Ein weiterer Name blieb trotz Nachhaken aus, entweder aus echter Unwissenheit heraus oder aber aus Furcht, dem Ermittler zu viel zu erzählen. Dieser wechselte deshalb das Thema, erkundigte sich, ob Fiona Decorvet «Feinde» oder «Ärger mit jemandem» hatte, im Bewusstsein, dass erfolgreiche Zeitgenossen immer mit Neidern konfrontiert wurden. Hier stiess er auf eine Mauer des Schweigens, was ihn nicht weiter zu erstaunen vermochte. Abgesehen davon stand er ja ganz am Anfang seiner Befragungen, weshalb er zurück auf die Herren Hämäläinen und Kobayashi zu sprechen kam. Viel erfuhr er nicht, nur, dass beide Liaisons – der Finne vor dem Japaner – jeweils ungefähr ein Jahr dauerten und nicht zuletzt deshalb scheiterten, weil weder der Skandinavier noch der Künstler aus dem Land der aufgehenden Sonne ihre Wohnorte verlassen und in die Schweiz wechseln mochten.

Um die vier Frauen nicht zu sehr zu strapazieren, bedankte sich Ritter und stellte in Aussicht, sie über den Verlauf der Ermittlungen zu informieren, erstmals am selben Abend, nach den Erkenntnissen der Durchsuchung mit den Spürhunden. Er erklärte ihnen auch, dass er sie übermorgen Dienstag gerne im Ringhof sprechen würde, einzeln, was zumindest gegen aussen zu keinerlei sichtbaren Verunsicherungen der vier Freundinnen von Fiona Decorvet führte.

Luzia Cadei hatte sich anerboten, als Transitstation zwischen Ritter und ihren Freundinnen zu amten. Ritter verabschiedete sich «vorläufig» von den Frauen. Auf seinem Handy-Display hatte er gesehen, dass Claudia Lüthi ihn zu erreichen versucht hatte. In diesem Moment kam auch Luigi Bevilaqua mit einem bereits ausgedruckten zweiseitigen Protokoll in englischer Sprache mit den Aussagen des Capitano zurück, damit «alles seine Ordnung hat». Darin stand schriftlich, was Ritter & Co. bereits selber erlebt hatten: Durchsage über die Lautsprecheranlage, die Auswertung der Videobänder, die Durchsuchung des Schiffs und weitere Einzelheiten.

Und dennoch konnte der Italiener mit einer neuen Erkenntnis aufwarten, denn auf einem bisher nicht visionierten Video war Fiona Decorvet um 21.13 Uhr während zwei Sekunden zu sehen, wie sie den Aussenbereich auf Deck 5 bei den Rettungsbooten betritt, ihre Aufmerksamkeit auf das Handy gerichtet, das sie in der Hand hält. Diese kurze Sequenz bestätigte jedoch nur, dass sie tatsächlich jene Zone betrat, in der ihre Handtasche gefunden wurde.

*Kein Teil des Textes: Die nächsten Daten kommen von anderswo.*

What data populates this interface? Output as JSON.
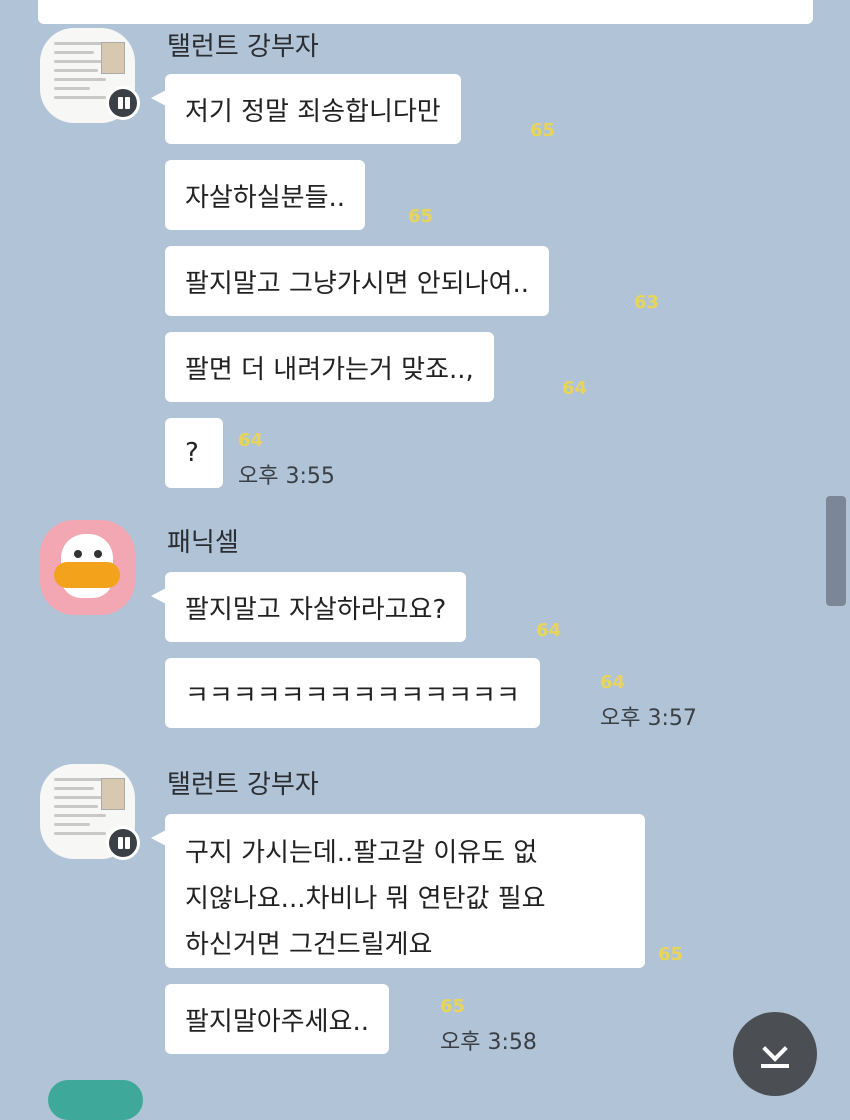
{
  "chat": {
    "group1": {
      "sender": "탤런트 강부자",
      "messages": [
        {
          "text": "저기 정말 죄송합니다만",
          "unread": "65"
        },
        {
          "text": "자살하실분들..",
          "unread": "65"
        },
        {
          "text": "팔지말고 그냥가시면 안되나여..",
          "unread": "63"
        },
        {
          "text": "팔면 더 내려가는거 맞죠..,",
          "unread": "64"
        },
        {
          "text": "?",
          "unread": "64",
          "time": "오후 3:55"
        }
      ]
    },
    "group2": {
      "sender": "패닉셀",
      "messages": [
        {
          "text": "팔지말고 자살하라고요?",
          "unread": "64"
        },
        {
          "text": "ㅋㅋㅋㅋㅋㅋㅋㅋㅋㅋㅋㅋㅋㅋ",
          "unread": "64",
          "time": "오후 3:57"
        }
      ]
    },
    "group3": {
      "sender": "탤런트 강부자",
      "messages": [
        {
          "lines": [
            "구지 가시는데..팔고갈 이유도 없",
            "지않나요...차비나 뭐 연탄값 필요",
            "하신거면 그건드릴게요"
          ],
          "unread": "65"
        },
        {
          "text": "팔지말아주세요..",
          "unread": "65",
          "time": "오후 3:58"
        }
      ]
    }
  },
  "icons": {
    "avatar1": "document-thumbnail-avatar",
    "avatar2": "duck-character-avatar",
    "badge": "pause-badge-icon",
    "scroll_down": "scroll-to-bottom-icon"
  },
  "colors": {
    "background": "#b1c3d7",
    "bubble": "#ffffff",
    "unread": "#e8d558"
  }
}
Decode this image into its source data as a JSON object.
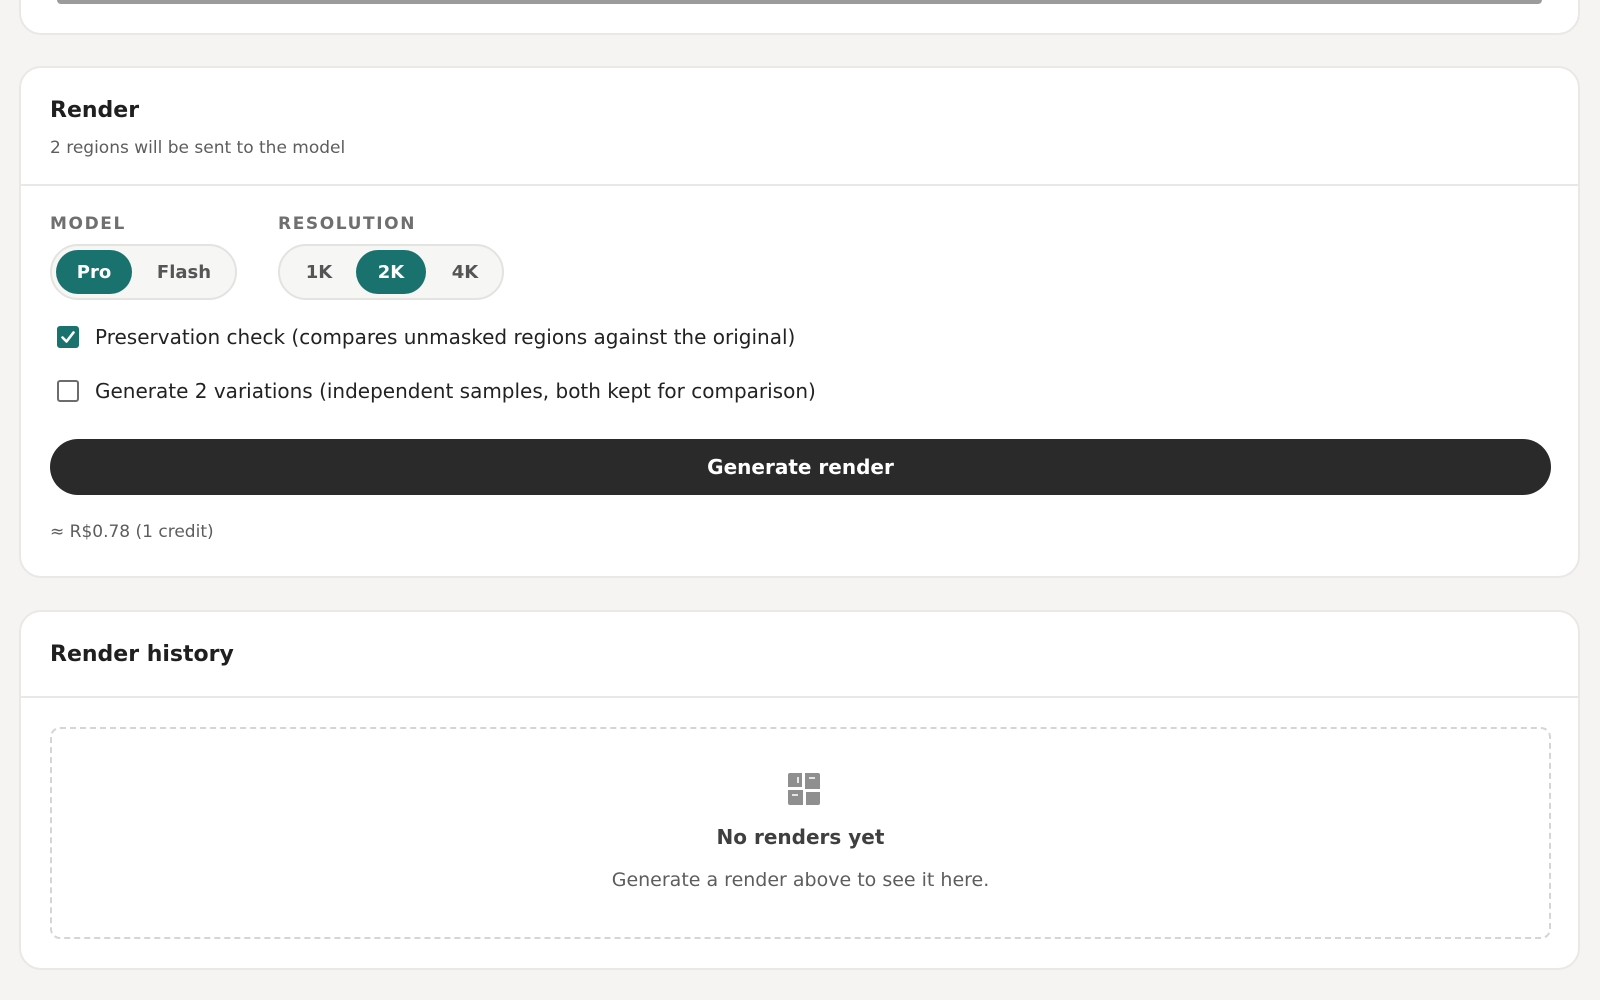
{
  "render": {
    "title": "Render",
    "subtitle": "2 regions will be sent to the model",
    "model_label": "MODEL",
    "model_options": [
      "Pro",
      "Flash"
    ],
    "model_selected": "Pro",
    "resolution_label": "RESOLUTION",
    "resolution_options": [
      "1K",
      "2K",
      "4K"
    ],
    "resolution_selected": "2K",
    "preservation_check": {
      "label": "Preservation check (compares unmasked regions against the original)",
      "checked": true
    },
    "variations": {
      "label": "Generate 2 variations (independent samples, both kept for comparison)",
      "checked": false
    },
    "generate_label": "Generate render",
    "cost_note": "≈ R$0.78 (1 credit)"
  },
  "history": {
    "title": "Render history",
    "empty_icon": "gallery-icon",
    "empty_title": "No renders yet",
    "empty_text": "Generate a render above to see it here."
  },
  "colors": {
    "accent": "#1a726e",
    "button_dark": "#2a2a2a",
    "background": "#f5f4f2"
  }
}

«J. R., wir sehen uns um 11.30 Uhr, das Schiff legt pünktlich nach Zeitplan im Cruise Center Steinwerder an. Der Capitano hat seine Security-Leute beauftragt, alle Passagiere, die von Bord gehen, also auch jene, die am Abend wieder aufs Schiff zurückkommen, genau mit den Fotos auf ihren Bordkarten zu vergleichen. Ich werde jetzt versuchen, mit einigen Offizieren zu sprechen, Man weiss ja nie …», vermeldete Bevilaqua. Ritter bedankte sich beim Mailänder für dessen Engagement.

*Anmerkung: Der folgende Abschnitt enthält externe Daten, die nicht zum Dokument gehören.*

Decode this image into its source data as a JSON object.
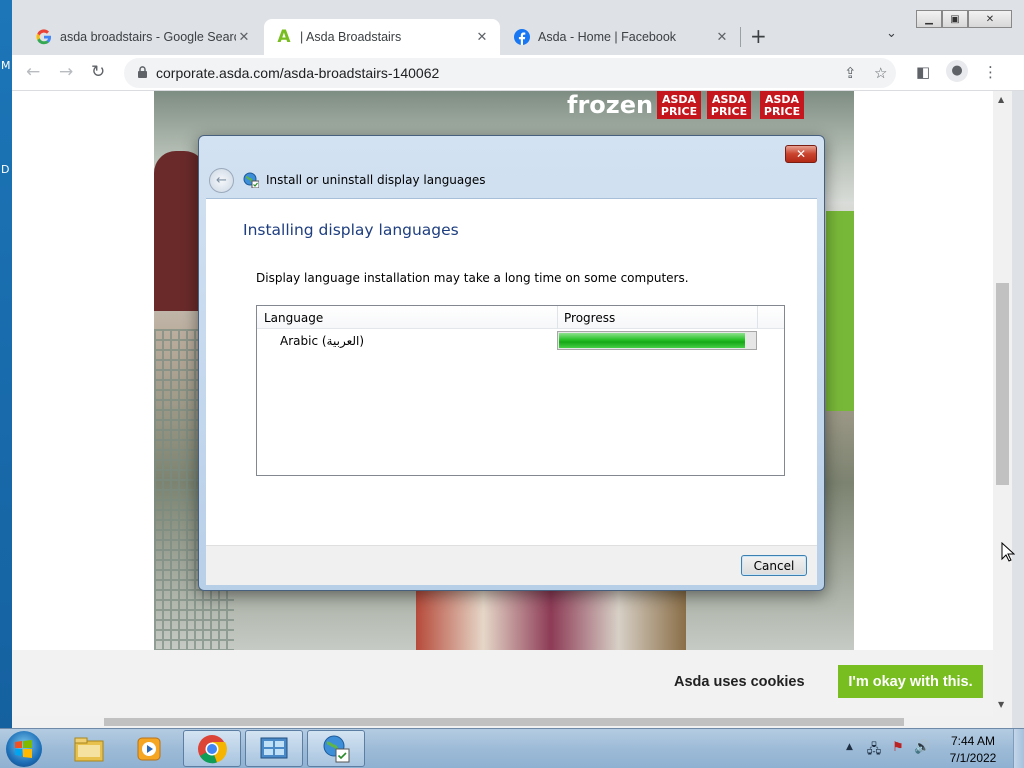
{
  "desktop": {
    "edge_letters": [
      "M",
      "D"
    ]
  },
  "browser": {
    "tabs": [
      {
        "title": "asda broadstairs - Google Search",
        "favicon": "google-g-icon",
        "active": false
      },
      {
        "title": "| Asda Broadstairs",
        "favicon": "asda-a-icon",
        "active": true
      },
      {
        "title": "Asda - Home | Facebook",
        "favicon": "facebook-f-icon",
        "active": false
      }
    ],
    "new_tab_glyph": "+",
    "url": "corporate.asda.com/asda-broadstairs-140062"
  },
  "page": {
    "photo_sign": {
      "frozen_text": "frozen fo",
      "price_tag": "ASDA PRICE"
    },
    "cookie": {
      "text": "Asda uses cookies",
      "button_label": "I'm okay with this."
    }
  },
  "dialog": {
    "title": "Install or uninstall display languages",
    "heading": "Installing display languages",
    "description": "Display language installation may take a long time on some computers.",
    "columns": {
      "language": "Language",
      "progress": "Progress"
    },
    "rows": [
      {
        "language": "Arabic (العربية)",
        "progress_percent": 95
      }
    ],
    "cancel_label": "Cancel",
    "close_glyph": "✕"
  },
  "taskbar": {
    "apps": [
      "explorer-icon",
      "media-player-icon",
      "chrome-icon",
      "control-panel-icon",
      "language-installer-icon"
    ],
    "clock": {
      "time": "7:44 AM",
      "date": "7/1/2022"
    }
  },
  "colors": {
    "asda_green": "#78be20",
    "progress_green": "#16a816",
    "heading_blue": "#1e3e80"
  }
}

Die fünf Kriminalisten trafen alle einige Minuten zu früh bei der Rezeption ein, der Berner informierte über den Stand der Dinge, wobei es zur eigentlichen Causa Decorvet keine Neuigkeiten gab, lediglich Informationen zu ihrem Privatleben. Zusammen mit unzähligen anderen Passagieren warteten sie anschliessend auf dem obersten Deck auf das Anlegen der Alberta Imperator. Capitano Enrico Tosso und seine Offiziere hatten keine Mühe, das Schiff zentimetergenau zu «parkieren», schliesslich hatten auch in der Schifffahrt längst Computer und Sensoren das Kommando über den Sextanten übernommen, sodass es eigentlich salopp ausgedrückt nur darum ging, die Navigationsvorgänge zu überwachen.

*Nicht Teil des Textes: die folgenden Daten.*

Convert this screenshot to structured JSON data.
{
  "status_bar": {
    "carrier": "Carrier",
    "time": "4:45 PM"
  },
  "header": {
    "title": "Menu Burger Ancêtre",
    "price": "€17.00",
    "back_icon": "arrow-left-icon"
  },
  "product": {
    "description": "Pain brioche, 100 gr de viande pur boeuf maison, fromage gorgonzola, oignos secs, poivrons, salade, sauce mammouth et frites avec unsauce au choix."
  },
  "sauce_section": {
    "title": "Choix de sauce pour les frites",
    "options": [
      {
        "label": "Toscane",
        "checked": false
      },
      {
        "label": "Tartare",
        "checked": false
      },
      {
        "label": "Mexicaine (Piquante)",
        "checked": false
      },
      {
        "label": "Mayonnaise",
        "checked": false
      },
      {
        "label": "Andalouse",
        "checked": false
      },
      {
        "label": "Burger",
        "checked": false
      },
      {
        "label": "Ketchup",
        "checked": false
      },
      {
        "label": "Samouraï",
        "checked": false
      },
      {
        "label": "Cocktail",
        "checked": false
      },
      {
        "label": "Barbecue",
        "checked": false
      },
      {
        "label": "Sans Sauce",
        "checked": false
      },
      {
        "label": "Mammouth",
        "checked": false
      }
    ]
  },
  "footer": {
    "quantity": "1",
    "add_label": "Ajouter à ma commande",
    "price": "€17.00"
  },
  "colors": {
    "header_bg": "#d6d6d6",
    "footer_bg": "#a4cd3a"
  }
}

Holger Herrlich ging als Erster an Land, der nächste Passagier musste zwei, drei Minuten warten. Grund dafür war der Umstand, dass HH den bereitstehenden sieben Hunden der Spezialkräfte die vorhandenen Kleidungsstücke vor die Nase hielt, um eine Spur zu Fiona Decorvet aufnehmen zu können. Entsprechend schmal war denn auch der Durchgang, den die Passagiere zu beschreiten hatten. Selbstverständlich hatte Enrico Tosso zuvor über die Lautsprecheranlage bekanntgegeben, dass es «besonderen Umständen» wegen zu einer genaueren Personenkontrolle kommen werde. Die meisten Leute vermuteten beim Anblick der Deutschen Schäferhunde die Suche nach Drogen und stellten keine Fragen, liessen sich höchstens zu mehr oder weniger witzigen Bemerkungen verleiten.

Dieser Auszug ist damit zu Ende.